Government spending and debt also contribute to income inequality. After all, the Federal Reserve is pursuing low-interest rate policies because government spending, which is set to grow over the next decade, will put upward pressure on interest rates. Over the next decade, the nonpartisan Congressional Budget Office indicates that the interest rates on domestically owned debt will nearly triple, meaning the benefits older households accrue from Washington’s spending will add to income inequality.
Social Security benefits, specifically those offered to retirees, are also fueling the perceived income inequality gap between Americans with the lowest-earnings and Americans with the highest-earnings. This is because life expectancies have notable disparities based on one’s socio-economic background.
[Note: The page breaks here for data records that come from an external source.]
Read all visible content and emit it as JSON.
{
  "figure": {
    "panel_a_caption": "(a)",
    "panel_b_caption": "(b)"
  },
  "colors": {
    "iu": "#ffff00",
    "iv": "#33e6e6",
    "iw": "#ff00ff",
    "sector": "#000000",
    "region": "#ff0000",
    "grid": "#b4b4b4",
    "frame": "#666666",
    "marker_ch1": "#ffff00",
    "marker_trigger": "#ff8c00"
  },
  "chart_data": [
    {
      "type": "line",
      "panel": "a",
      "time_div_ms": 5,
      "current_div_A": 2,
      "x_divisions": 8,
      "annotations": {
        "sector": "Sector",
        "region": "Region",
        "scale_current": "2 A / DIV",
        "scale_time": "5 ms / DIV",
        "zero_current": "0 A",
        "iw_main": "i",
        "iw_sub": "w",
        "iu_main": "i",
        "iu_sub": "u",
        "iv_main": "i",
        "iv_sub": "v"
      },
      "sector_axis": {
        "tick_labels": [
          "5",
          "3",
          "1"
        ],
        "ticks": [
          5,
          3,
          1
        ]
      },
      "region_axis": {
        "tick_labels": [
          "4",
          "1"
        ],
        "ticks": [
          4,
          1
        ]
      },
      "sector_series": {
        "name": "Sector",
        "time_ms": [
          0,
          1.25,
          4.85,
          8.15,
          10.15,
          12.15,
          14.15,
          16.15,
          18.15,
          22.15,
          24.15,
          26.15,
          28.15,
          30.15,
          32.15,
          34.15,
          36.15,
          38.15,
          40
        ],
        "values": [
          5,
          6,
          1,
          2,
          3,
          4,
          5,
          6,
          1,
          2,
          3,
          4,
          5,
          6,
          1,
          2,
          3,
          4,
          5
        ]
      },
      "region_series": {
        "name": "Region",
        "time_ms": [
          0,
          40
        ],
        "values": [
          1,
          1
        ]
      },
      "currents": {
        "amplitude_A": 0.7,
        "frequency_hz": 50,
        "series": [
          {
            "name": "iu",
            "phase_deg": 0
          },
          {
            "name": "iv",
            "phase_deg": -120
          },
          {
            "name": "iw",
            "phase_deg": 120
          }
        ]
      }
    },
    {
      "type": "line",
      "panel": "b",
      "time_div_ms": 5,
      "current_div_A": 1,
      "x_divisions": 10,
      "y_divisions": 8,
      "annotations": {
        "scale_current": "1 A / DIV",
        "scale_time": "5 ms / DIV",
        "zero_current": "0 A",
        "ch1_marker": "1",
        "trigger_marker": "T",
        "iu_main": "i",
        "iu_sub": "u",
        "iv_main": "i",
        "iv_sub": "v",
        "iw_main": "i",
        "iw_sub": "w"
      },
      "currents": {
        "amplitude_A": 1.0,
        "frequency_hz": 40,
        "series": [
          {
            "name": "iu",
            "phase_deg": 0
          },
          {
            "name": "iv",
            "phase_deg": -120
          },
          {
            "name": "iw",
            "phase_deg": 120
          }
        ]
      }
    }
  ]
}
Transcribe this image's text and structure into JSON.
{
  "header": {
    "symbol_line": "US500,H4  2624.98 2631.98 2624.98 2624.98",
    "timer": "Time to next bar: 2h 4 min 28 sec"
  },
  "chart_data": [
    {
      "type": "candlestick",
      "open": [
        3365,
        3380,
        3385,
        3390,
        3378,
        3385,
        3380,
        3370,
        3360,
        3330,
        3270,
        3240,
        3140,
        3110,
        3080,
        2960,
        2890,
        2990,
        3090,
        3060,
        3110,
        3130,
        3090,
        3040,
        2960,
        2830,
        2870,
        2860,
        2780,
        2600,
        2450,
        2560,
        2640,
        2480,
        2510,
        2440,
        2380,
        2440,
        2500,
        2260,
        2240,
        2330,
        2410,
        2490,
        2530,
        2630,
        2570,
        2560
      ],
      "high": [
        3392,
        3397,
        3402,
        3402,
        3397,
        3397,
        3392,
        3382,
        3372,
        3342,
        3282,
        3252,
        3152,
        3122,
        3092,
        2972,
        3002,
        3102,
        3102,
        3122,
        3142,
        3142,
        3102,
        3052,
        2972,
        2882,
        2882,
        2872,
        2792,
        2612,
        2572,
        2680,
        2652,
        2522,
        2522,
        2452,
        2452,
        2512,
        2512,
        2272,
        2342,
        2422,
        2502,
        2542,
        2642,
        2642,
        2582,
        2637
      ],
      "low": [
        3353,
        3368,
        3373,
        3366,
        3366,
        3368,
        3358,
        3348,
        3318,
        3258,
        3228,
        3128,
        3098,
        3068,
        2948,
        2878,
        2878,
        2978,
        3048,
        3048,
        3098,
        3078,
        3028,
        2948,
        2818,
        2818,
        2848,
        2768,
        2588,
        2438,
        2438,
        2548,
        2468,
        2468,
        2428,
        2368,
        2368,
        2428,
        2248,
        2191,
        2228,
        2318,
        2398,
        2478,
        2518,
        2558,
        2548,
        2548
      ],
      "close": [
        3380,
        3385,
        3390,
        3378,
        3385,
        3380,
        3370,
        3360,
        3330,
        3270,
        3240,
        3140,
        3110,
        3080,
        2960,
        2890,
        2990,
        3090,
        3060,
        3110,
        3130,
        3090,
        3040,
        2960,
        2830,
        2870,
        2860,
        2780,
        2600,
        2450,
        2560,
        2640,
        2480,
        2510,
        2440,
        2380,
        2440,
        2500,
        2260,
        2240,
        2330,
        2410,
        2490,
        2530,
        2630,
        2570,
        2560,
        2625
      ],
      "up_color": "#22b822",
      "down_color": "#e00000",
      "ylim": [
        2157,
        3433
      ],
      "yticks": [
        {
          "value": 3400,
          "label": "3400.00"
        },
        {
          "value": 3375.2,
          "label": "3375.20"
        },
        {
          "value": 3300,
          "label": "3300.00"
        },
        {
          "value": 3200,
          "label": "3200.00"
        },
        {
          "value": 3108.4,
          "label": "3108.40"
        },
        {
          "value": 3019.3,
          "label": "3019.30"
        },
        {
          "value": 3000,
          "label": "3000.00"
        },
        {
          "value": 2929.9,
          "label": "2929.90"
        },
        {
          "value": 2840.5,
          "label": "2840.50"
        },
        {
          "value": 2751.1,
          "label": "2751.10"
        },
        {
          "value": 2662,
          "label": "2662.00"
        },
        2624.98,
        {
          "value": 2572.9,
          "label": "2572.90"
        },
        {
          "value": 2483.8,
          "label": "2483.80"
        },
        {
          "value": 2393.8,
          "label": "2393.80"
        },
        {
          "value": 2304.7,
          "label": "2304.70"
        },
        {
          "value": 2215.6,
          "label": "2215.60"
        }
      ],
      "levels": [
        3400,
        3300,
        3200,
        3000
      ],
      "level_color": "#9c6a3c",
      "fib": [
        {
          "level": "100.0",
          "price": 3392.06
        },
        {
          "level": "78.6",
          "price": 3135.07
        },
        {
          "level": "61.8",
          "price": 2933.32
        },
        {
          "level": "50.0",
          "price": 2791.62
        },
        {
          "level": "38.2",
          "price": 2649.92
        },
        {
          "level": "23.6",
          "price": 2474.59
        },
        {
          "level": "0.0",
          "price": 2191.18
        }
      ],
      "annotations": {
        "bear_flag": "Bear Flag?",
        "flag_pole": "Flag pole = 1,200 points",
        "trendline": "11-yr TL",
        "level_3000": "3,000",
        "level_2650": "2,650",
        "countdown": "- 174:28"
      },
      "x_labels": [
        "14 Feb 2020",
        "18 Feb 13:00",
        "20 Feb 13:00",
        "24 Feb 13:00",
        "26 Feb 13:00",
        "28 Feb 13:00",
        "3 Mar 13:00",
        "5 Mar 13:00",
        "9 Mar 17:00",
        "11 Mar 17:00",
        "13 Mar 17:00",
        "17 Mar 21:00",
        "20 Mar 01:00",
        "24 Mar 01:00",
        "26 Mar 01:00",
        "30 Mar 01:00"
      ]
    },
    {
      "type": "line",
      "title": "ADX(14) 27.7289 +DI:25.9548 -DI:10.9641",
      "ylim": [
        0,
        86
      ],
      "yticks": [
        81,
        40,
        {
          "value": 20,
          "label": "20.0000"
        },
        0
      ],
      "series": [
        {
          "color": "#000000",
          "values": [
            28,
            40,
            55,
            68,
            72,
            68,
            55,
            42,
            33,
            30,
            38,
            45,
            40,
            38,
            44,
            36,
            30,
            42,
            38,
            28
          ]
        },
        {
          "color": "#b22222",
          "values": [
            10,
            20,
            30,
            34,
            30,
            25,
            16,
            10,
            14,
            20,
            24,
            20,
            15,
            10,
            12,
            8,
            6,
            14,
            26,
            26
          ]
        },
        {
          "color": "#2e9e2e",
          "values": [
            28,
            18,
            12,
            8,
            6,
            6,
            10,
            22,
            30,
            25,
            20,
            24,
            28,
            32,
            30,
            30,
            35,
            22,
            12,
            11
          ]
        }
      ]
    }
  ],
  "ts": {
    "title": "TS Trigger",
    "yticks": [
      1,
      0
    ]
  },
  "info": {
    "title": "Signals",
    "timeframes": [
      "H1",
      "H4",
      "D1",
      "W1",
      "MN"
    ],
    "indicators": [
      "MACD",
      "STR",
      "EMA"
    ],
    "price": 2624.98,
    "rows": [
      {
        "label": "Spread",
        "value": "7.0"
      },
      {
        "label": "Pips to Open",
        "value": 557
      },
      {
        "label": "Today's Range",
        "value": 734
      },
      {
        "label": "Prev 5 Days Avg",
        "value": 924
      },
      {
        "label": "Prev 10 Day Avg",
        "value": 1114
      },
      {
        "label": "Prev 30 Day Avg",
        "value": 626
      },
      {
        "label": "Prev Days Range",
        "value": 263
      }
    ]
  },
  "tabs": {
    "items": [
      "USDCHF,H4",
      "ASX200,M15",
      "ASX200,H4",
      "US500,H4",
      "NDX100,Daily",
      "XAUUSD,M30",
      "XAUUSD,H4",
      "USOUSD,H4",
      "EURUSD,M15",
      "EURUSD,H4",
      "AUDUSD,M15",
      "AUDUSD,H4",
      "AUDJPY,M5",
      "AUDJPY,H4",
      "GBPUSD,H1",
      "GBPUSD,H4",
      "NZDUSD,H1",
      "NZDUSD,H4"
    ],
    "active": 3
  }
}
A 2015 report by the National Academies of Science, Engineering and Medicine concludes that across genders “life expectancy gains have been larger for higher earners than lower earners,” and that this reality means that people in the highest income quintiles are able to collect more social security because they are living longer than their less well-off counterparts. The report found that means-testing Social Security by lowering the “initial benefits for the top 50 percent of earners” eligible for retirement benefits would substantially decrease this income distribution gap.
As the baby-boomer generation becomes eligible for retirement benefits and reaps the rewards of their accumulated savings, income inequality will appear worse over time. While obviously not all senior citizens are well off, it is clear that demographics coupled with an awkwardly structured Social Security system are primarily to blame for the nation’s perceived income disparity.